A Complexity Approach to Teaching Language


 Humanities Language Learning Program     May 14 2012 | 3:00 PM - 5:30 PM HIB 135

Complexity theorists study complex, nonlinear, dynamic systems. Language is one such system. It only exists in the fluxes of a speech community. It is not a thing, but rather it emerges from usage. Students need opportunities to work with the language-using patterns of the designated speech community because using and learning them are congruent processes. Students in a classroom are immersed in an environment full of potential meanings. These meanings become available gradually as the students act and interact within the environment. They do so by constantly adapting their language resources in the service of meaning-making by attending to the affordances in the context. Teaching can be seen in a complexity approach as managing the dynamics of learning, exploiting the complex adaptive nature of language use in an iterative fashion while also ensuring that co-adaptation between students and teacher and among students works for the benefit of learning. However, teaching does not cause learning; learners make their own paths. In this way, learning another language is not about conformity to uniformity.

In this session we will work through these ideas, examining examples of teaching material that the presenter will provide. Participants will also have an opportunity to think about how to apply the ideas to their own teaching contexts.
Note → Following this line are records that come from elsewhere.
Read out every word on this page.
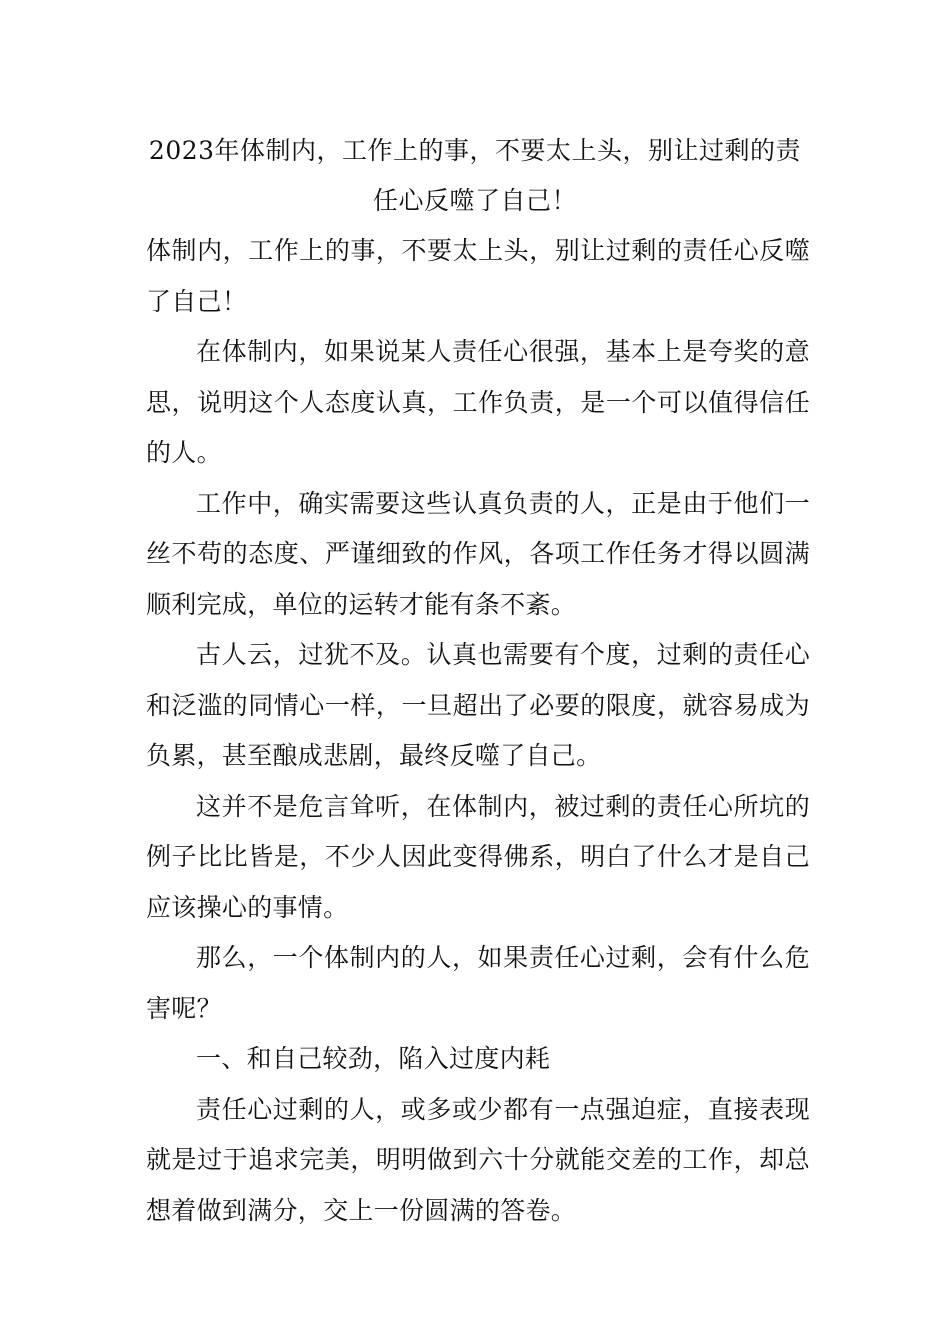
2023年体制内，工作上的事，不要太上头，别让过剩的责
任心反噬了自己！

体制内，工作上的事，不要太上头，别让过剩的责任心反噬了自己！

在体制内，如果说某人责任心很强，基本上是夸奖的意思，说明这个人态度认真，工作负责，是一个可以值得信任的人。

工作中，确实需要这些认真负责的人，正是由于他们一丝不苟的态度、严谨细致的作风，各项工作任务才得以圆满顺利完成，单位的运转才能有条不紊。

古人云，过犹不及。认真也需要有个度，过剩的责任心和泛滥的同情心一样，一旦超出了必要的限度，就容易成为负累，甚至酿成悲剧，最终反噬了自己。

这并不是危言耸听，在体制内，被过剩的责任心所坑的例子比比皆是，不少人因此变得佛系，明白了什么才是自己应该操心的事情。

那么，一个体制内的人，如果责任心过剩，会有什么危害呢？

一、和自己较劲，陷入过度内耗

责任心过剩的人，或多或少都有一点强迫症，直接表现就是过于追求完美，明明做到六十分就能交差的工作，却总想着做到满分，交上一份圆满的答卷。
Diane Larsen-Freeman is Professor of Education, Professor of Linguistics, Research Scientist at the English Language Institute, and Faculty Associate at the Center for the Study of Complex Systems at the University of Michigan, Ann Arbor. She is also a Distinguished Senior Faculty Fellow at the School for International Training in Brattleboro, Vermont. Dr. Larsen-Freeman has been a conference speaker in over 60 countries around the world and has published books and over 100 articles in her areas of interest: second language acquisition, language teacher education, English linguistics, and language teaching methodology. Her book with Lynne Cameron, Complex Systems and Applied Linguistics (Oxford University Press), was awarded the prestigious 2009 Kenneth W. Mildenberger award by the Modern Language Association. Her latest book is the third edition of Techniques and Principles in Language Teaching, co-authored with Marti Anderson and published in 2011 by Oxford University Press. In 2011, Dr. Larsen-Freeman was presented the Distinguished Scholarship and Service Award by the American Association for Applied Linguistics.